Ç’aurait été bien dommage tant le set du groupe impressionna, qui commença avec un peu de retard mais dont rien que la scénographie, bluffante d’ingéniosité et d’inventivité, qui transportait le public de Versailles au fin fond du cosmos quand il ne jouait pas sur des effets de profondeur et de jeux d’ombres, valait absolument le détour, au point où on aurait pu se demander si le concert nous aurait autant convaincus sans ces visuels magistraux – mais c’est un peu comme s’imaginer une Wäinzoossiss sans sauce moutarde ou Superjhemp sans sa cancoillotte (pour prendre des comparaisons un peu nationalistes en ces temps de Fête nationale) tant tous les éléments du show harmonisaient.
Car du côté musical, les Français surent tout autant emporter l’adhésion, avec une setlist qui commençait ingénieusement avec l’inénarrable „Lisztomania“ avant de puiser dans une discographie riche en tubes, mettant l’accent sur leur chef-d’œuvre „Wolfang Amadeus Phoenix“ sans négliger pour autant „Alpha Zulu“, leur dernier album en date, dont ils jouèrent notamment le titre éponyme époustouflant et l’entraînant „Tonight“.

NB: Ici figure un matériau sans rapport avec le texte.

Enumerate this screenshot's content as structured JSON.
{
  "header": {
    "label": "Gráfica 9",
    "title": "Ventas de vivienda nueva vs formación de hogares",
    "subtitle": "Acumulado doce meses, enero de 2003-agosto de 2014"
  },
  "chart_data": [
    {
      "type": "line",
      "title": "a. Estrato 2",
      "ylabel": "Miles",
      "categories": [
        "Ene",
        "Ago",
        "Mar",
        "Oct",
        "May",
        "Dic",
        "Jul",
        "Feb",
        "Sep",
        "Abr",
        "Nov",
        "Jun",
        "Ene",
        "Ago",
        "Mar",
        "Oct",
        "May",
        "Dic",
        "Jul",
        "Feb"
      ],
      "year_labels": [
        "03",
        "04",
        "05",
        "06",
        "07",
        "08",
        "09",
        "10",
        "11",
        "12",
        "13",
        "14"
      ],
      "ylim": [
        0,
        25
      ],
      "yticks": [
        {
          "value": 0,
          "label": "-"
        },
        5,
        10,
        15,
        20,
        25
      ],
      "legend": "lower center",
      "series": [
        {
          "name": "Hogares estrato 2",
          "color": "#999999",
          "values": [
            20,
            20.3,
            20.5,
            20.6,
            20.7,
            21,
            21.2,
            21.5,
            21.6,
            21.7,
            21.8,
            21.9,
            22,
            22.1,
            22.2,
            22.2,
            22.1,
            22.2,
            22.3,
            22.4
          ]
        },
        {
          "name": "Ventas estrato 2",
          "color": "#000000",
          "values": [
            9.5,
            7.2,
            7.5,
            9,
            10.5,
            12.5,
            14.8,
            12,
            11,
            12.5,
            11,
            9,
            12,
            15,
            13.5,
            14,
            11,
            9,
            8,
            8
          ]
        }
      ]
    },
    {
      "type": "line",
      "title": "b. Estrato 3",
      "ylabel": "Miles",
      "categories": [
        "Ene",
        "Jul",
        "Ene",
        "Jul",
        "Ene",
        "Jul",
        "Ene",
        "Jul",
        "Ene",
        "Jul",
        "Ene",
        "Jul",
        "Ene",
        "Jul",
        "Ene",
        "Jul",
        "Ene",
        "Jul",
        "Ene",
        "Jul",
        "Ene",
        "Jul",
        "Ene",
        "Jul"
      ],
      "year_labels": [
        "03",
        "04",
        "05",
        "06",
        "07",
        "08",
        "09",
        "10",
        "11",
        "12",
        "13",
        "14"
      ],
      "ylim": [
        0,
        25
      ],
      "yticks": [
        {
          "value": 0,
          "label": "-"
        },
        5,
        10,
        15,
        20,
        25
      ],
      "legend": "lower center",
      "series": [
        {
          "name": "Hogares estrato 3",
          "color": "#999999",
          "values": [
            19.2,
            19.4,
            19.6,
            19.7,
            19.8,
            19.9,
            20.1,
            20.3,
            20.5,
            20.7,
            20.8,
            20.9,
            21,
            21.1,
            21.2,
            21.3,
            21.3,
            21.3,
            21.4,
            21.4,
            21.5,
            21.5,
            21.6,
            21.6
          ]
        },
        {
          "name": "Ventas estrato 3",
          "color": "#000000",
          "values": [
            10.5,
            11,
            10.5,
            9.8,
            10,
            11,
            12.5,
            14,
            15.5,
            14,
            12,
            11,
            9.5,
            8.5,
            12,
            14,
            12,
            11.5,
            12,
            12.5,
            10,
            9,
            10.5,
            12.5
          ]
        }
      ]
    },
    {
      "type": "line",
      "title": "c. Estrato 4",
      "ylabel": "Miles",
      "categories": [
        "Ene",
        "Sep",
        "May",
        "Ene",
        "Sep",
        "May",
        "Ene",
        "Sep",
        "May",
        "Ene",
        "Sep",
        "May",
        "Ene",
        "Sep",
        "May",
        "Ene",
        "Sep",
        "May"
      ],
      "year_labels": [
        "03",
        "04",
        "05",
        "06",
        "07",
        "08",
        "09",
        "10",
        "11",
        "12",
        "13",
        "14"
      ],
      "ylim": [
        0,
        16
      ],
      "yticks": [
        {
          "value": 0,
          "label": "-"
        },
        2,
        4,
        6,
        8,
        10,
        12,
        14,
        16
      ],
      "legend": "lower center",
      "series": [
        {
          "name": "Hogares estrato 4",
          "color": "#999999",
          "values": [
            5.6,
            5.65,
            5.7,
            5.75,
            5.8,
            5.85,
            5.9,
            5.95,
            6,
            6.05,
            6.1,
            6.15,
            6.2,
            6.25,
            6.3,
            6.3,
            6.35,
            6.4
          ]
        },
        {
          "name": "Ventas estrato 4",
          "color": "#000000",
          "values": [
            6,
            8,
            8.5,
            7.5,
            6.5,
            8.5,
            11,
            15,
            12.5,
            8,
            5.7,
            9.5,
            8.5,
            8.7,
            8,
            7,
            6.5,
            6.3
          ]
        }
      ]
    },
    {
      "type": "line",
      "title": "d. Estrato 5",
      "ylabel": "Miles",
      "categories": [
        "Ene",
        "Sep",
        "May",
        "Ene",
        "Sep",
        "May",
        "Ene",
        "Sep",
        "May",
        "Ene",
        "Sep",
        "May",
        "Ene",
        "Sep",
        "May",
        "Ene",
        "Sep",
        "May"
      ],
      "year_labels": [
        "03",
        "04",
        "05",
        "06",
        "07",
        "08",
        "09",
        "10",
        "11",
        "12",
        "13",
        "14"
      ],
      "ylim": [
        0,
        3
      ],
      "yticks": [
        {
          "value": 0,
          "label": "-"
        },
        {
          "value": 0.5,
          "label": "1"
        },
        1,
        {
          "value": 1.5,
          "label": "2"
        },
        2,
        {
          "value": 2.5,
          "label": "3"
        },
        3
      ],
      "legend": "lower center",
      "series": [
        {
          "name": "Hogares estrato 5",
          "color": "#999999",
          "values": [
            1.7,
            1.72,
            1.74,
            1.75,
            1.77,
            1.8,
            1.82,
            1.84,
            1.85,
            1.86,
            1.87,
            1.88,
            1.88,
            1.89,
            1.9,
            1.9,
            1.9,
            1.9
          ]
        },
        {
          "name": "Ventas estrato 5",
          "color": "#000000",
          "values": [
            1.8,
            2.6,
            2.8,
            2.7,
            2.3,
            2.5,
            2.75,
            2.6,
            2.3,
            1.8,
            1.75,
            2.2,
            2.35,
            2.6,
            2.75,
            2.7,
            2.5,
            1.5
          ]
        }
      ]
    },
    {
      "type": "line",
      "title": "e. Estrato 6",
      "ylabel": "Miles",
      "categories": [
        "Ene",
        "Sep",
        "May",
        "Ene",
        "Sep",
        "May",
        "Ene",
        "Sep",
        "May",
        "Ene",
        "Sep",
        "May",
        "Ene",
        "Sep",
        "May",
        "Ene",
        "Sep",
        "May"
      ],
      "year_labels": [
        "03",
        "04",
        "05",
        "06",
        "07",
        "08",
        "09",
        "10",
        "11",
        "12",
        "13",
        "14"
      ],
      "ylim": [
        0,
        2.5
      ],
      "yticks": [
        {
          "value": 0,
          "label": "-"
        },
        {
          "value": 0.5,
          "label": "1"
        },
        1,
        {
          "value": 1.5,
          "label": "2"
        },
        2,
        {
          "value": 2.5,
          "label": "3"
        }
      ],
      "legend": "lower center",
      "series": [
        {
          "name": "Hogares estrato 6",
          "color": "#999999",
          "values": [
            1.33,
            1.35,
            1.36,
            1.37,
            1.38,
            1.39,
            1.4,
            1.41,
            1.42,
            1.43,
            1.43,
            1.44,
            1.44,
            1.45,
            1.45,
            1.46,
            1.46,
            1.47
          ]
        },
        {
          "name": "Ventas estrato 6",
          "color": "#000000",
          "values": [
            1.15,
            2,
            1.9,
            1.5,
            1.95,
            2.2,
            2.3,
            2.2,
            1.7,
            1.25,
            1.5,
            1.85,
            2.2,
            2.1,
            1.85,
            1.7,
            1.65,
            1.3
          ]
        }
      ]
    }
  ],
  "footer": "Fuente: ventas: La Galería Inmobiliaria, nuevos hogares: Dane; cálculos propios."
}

Enfin, cerise sur le gâteau pour celles et ceux qui étaient prêts à sacrifier la fin du set de Phoenix, le rock indé de Billy Nomates clôtura au Melusina un festival placé sous le signe des découvertes, festival que l’on put toutefois prolonger, pour les fêtards toujours en forme après sept heures de musique aussi éclectiques que, dans l’ensemble, enrichissantes, par la traditionnelle after au Gudde Wëllen, où musiciens comme spectateurs auront pu continuer l’extase des concerts en se trémoussant aux sons de trois sets DJ.